Das Miniatur-Wunderland feierte seinen 10ten Geburtstag.
Am 16. August 2011 war der Geburtstag dieser Hamburger Touristenattraktion. Da ich immer die Newsletter bekomme, erfuhr ich rechtzeitig von der Geburtstagsfeier, die am 15. August um 0:00 Uhr mit Geburtstagstorte und Sekt beginnen sollte.
Ein Freund von mir und ich reservierten uns Eintrittskarten und waren um ca. 19:15 Uhr vor Ort. Zu diesem Zeitpunkt war es ziemlich voll. Die Tagesbesucher waren noch da und die Besucher für die Geburtstagsparty wohl zum Teil auch schon. Die Meisten standen in dem Bereich des Flughafens. Ständig starteten oder landeten die verschiedensten Flugzeuge. An den Terminals wurden die Maschinen versorgt und jede Menge Fahrzeuge bewegten sich auf dem Vorfeld.
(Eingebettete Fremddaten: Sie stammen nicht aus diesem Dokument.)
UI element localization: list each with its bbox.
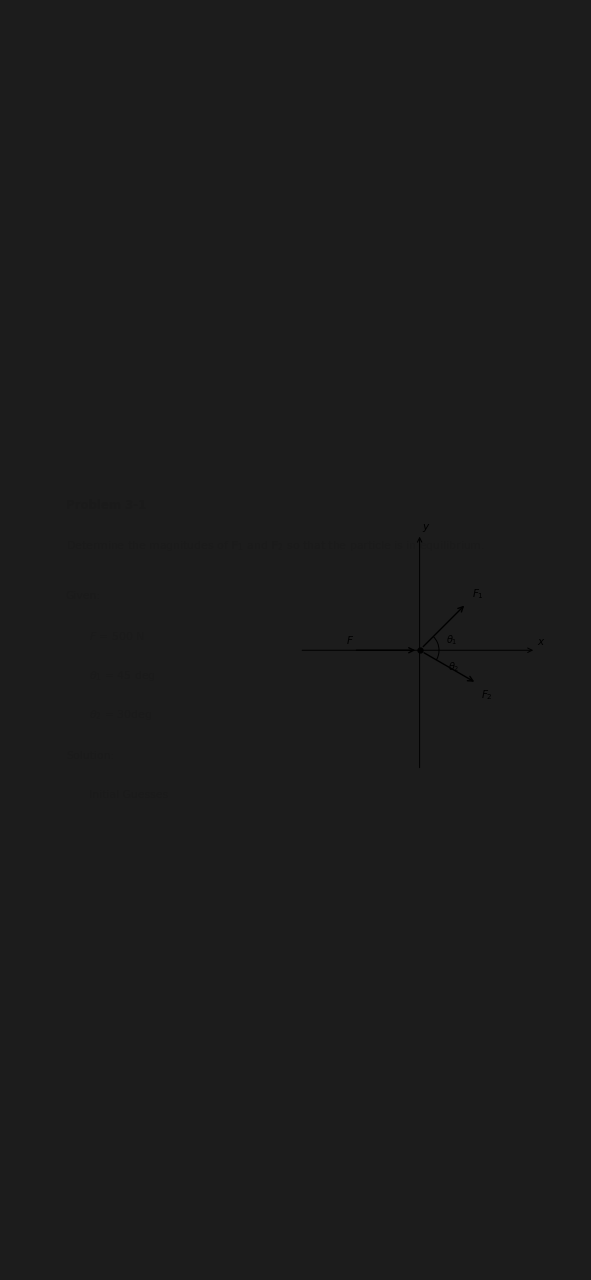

Man wusste kaum wo man zuerst hinschauen sollte. Im Nachtbetrieb musste man sich nur den umgebenden Raum wegdenken und schon sah es aus wie 1:1 und nicht wie ein Modell. Unglaublich was die Wunderlandcrew dort realisiert hat. Man braucht schon ein paar Stunden, um den Flughafenbetrieb nur annähernd zu erfassen und alle Flugzeuge wenigstens einmal starten und landen zu sehen. Dass die Anzeigetafel exakt mit den startenden und landenden Flugzeugen übereinstimmt mit Fluggesellschaft, An- und Abflugzeit, Standort an den Terminals und noch anderen Angaben, verwundert eigentlich nicht. An dem Abend verirrte sich eine Maschine nach der Landung auf dem Weg zum Terminal und musste von „Gulliver“ manuell auf den rechten Weg gebracht werden. Natürlich zum Gaudi der Besucher.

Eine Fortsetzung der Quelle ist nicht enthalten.